Chief among those is the transition from ball-dominating, scoring combo guard to a more traditional point guard.
That transition hasn’t been easy. He’s had some difficulty getting the Orange into their offensive sets, and he has yet to really find his touch in the college game, shooting just 28 percent on the season. He also had problems turning the ball over early in the season.
“In high school, I was the main scorer on my team,” he said. “But we have a lot of scorers on this team, a lot of great players, a lot of great shooters. So I just try and come in there and distribute the ball, just get us easy baskets. I know I can do that. Just play defense and find the open man.”
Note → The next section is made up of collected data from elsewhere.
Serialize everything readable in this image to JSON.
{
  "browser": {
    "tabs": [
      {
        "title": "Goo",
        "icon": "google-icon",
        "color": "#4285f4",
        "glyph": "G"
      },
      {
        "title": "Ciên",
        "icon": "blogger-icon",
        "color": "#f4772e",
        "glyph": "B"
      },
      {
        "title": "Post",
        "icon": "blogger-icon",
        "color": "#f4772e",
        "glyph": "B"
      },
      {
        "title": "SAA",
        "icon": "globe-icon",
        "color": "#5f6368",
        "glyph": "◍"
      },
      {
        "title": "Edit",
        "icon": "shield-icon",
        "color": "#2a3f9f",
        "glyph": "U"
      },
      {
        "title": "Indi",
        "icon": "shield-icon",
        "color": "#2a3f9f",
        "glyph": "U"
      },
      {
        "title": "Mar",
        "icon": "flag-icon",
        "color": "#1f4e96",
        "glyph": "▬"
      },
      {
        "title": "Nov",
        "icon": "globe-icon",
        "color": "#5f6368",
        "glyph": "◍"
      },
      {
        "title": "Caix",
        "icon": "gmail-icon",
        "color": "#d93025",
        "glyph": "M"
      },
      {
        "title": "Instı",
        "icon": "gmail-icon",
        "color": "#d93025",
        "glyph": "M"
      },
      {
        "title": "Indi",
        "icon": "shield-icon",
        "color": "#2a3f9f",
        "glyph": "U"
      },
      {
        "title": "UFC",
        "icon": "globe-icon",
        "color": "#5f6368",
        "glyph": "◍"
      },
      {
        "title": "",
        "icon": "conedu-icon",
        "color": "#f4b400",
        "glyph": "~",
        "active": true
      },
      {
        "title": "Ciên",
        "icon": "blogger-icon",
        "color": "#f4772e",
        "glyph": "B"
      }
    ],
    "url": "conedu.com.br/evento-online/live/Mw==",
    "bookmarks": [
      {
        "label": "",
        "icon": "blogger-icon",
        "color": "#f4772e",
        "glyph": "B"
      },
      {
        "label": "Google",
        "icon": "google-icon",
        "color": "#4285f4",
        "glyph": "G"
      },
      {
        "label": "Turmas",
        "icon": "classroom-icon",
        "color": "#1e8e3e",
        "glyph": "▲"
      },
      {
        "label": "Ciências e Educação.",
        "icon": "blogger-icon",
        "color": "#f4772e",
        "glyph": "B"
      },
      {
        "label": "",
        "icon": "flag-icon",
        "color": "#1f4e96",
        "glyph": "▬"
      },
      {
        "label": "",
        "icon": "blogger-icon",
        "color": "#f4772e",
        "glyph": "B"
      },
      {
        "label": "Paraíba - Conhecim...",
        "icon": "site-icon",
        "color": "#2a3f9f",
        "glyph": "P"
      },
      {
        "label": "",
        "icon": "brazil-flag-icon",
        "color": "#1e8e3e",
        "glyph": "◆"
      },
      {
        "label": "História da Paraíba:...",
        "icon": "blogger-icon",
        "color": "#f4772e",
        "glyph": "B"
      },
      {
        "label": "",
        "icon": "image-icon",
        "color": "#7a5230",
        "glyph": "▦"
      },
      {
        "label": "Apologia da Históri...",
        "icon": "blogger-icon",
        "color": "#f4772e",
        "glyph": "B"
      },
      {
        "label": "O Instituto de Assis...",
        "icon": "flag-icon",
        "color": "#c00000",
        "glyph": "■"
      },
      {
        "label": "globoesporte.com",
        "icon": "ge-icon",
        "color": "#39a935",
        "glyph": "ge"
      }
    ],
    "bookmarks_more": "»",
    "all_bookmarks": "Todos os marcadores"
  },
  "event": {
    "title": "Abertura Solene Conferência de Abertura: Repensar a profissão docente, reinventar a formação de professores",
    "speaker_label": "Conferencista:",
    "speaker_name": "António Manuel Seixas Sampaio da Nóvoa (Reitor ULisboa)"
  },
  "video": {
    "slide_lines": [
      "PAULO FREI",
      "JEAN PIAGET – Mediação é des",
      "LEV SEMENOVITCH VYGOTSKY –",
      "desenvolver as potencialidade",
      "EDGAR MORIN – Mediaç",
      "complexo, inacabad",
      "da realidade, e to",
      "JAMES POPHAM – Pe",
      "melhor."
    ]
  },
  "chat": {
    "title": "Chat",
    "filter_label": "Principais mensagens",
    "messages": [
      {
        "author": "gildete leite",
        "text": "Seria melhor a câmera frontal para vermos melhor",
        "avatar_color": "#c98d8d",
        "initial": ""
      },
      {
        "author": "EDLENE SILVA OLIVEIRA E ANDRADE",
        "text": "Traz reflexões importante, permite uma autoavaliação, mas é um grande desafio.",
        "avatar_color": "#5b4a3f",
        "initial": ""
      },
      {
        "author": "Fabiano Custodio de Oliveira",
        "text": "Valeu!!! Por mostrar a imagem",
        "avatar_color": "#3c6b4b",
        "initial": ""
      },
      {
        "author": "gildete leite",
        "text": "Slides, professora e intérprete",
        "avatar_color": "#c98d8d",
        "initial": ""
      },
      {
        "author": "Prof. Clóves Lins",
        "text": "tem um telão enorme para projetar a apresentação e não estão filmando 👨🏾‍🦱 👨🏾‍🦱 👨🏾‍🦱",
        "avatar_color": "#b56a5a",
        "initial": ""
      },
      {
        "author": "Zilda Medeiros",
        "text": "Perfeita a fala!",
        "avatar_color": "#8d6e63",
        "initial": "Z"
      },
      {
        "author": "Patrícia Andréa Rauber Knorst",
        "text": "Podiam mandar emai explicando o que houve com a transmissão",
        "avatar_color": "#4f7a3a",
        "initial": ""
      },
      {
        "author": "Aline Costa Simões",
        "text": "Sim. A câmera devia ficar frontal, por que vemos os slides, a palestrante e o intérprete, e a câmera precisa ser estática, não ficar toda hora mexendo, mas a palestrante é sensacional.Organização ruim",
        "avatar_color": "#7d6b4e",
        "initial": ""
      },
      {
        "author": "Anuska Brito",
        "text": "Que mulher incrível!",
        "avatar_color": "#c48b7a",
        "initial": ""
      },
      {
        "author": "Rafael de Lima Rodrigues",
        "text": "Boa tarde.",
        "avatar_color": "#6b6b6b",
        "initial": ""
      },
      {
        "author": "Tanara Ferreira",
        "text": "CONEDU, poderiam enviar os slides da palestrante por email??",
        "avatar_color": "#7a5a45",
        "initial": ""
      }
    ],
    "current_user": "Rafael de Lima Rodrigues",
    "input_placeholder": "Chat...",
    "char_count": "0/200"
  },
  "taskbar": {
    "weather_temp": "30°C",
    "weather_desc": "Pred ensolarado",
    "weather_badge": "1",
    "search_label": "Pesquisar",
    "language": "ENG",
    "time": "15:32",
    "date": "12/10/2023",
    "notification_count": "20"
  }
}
His game-to-game improvement is obvious.
His turnovers have steadily decreased all season. His eight assists against the Colonials came without a single turnover.
He’s also quickly learning to run the Orange offense. Many of his assists against George Washington came in the flow of the offense, with the freshman making the right pass to the open man.
Several also came in transition, including a nifty bounce pass through traffic to forward James Southerland.
“He’s running the team and being a good point guard,” Boeheim said. “That’s what we need him to do.”
Carter-Williams talks like a point guard, too. Ask him about playing the role, and he’ll talk about figuring out where his teammates like the ball.
It helps having upperclassmen around like Scoop Jardine. The fifth-year senior, who has emerged this season as the vocal leader of this Orange team, acts as a mentor to the freshman.
“He reminds me of myself,” Jardine said after an early season victory over Colgate where Carter-Williams tallied five assists. “Play the right way, get guys involved, and when your shot comes be there to knock it down. That’s what a point guard’s supposed to do. He’s learning that early. He’s going to be a great player when the time comes.”
Carter-Williams, for his part, has welcomed the instruction.
“I look at Scoop like a big brother,” he said. “He’s pretty much gone through everything.”
Carter-Williams isn’t there yet. After all, he’s only a freshman, and he’s still figuring out how to be a point guard on top of adjusting to the college game. He’s the fourth guard in Jim Boeheim’s rotation, and finding minutes against good teams is going to be difficult.
But it’s equally clear that he wants to improve and is going to put in the work to do so.
And when he gets on the court, more often than not, good things are going to happen.
“Michael’s a great kid,” Jardine said. “He’s going to continue to get better. He’s getting better every game. He’s another key guy to our bench that could start anywhere in the country, that could play with anybody in the country, and we’ve got him on our bench coming off, making electrifying plays.”